Recently, the European Union announced it will ban new sales of petrol and diesel combustion engine cars from 2035, but with one exemption: those that can run exclusively on synthetic, or e-fuels.
This has raised questions about whether the UK will follow suit. After all, many of the vehicles sold here are European in origin and so generally, automotive trends on the continent are replicated in the UK. In this article we look at why this exemption has come about, how synthetic fuels work, and whether the same rules could happen in Britain.
In 2020, the UK Government announced a ban on the sale of new petrol and diesel cars by 2030, but the European Union has taken longer to announce its plans. In 2022, it finally revealed it too would end the sale of petrol and diesel cars five years later, in 2035.
But the final details have taken longer to be ratified because Germany, Italy, Poland, the Czech Republic and Bulgaria blocked final approval until March 2023, when an exemption was introduced that allowed the sale of cars that could use synthetic, or e-fuels, that are made by combining hydrogen and carbon dioxide.
The two countries most invested in getting this exemption through are Germany and Italy, because a key selling point for high end manufacturers such as Porsche and Ferrari are emotive performance engines. Indeed, Porsche has been producing synthetic fuels in Chile for some time with a view to running its sports cars on them. It was predicted to make up to 130,000 litres of synthetic fuel in 2022, rising to 550 million litres by 2026.
However, synthetic fuels are not necessarily the preserve expensive sports cars, and many vehicles will be able to run on them, filling up from a forecourt just as they do now.
There are many different types of synthetic fuels and some are not new: due to its shortage of oil, Germany produced synthetic fuel during the Second World War, and even the petrol and diesel vehicles used today contain biofuel, which is classed as a synthetic fuel.
The crucial difference with the e-fuel variety of synthetic fuel is that its production is intended to be carbon neutral. Hydrogen is obtained from water by electrolysers using a sustainable electricity source such as wind or solar, and then, using advanced carbon capture methods, carbon dioxide is combined with the hydrogen to make synthetic methanol, which is then processed to become e-fuel.
There are issues though. The burning of e-fuel produces CO2, which means that at best it levels out, rather than reduces CO2, while the cost of it is estimated to currently be €50 per litre. However, experts suggest this could quickly fall to less than €2 per litre, and perhaps even half that, when industrial-scale production starts.

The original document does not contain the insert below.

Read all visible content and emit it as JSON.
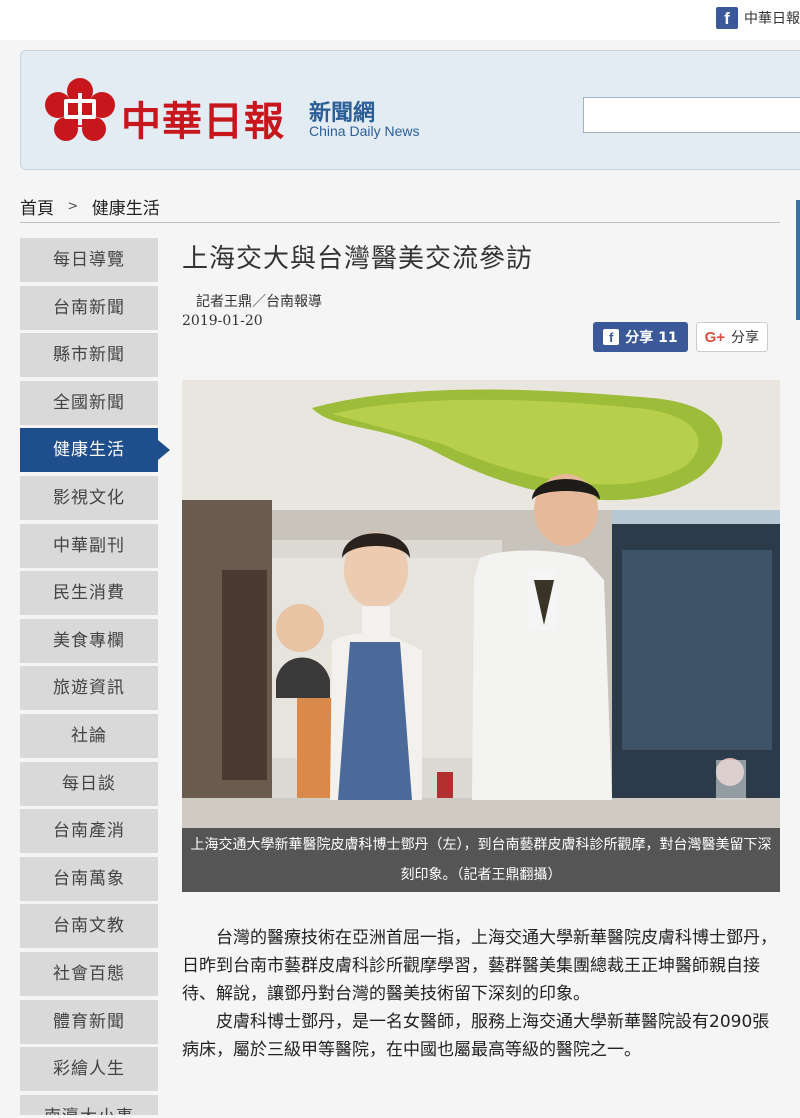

Critics claim that the clean energy needed to produce e-fuels would be better used elsewhere for powering homes and industry, that there will not be enough capacity to fuel more than around 2% of Europe’s cars, and that by 2030, an electric car will emit 53% less CO2 over its lifecycle than a car running on e-fuels anyway.
Clearly, there are some applications where e-fuels could prove useful: in classic cars, sports cars and for running combustion-engine vehicles into the next decade in a cleaner, lower emission way.
Following the EU’s announcement, there was a briefing from Westminster that the Government might consider the same move as long as the synthetic fuel industry can prove it can produce e-fuels in a carbon neutral manner.
In its report ‘Fuelling the Future: motive power and connectivity’, the House of Commons Transport Committee also said “drop-in replacement fuels from renewable sources could be a no-risk, very sensible and economically sound approach”.
However, Transport Secretary Grant Shapps then stated the Government had no intention of amending its legislation, saying, “That position remains the same. We’ve always been more forward-leaning on this stuff than the EU.”
So, currently there are no plans for the UK to adopt the e-fuels exemption. This does rely on the battery electric sector to expand at a rate, and reduce costs, that make 2030 a viable cut-off date. If this does not happen at the speed the Government wants, then it may be that e-fuels become a useful staging post in the journey to zero emission motoring.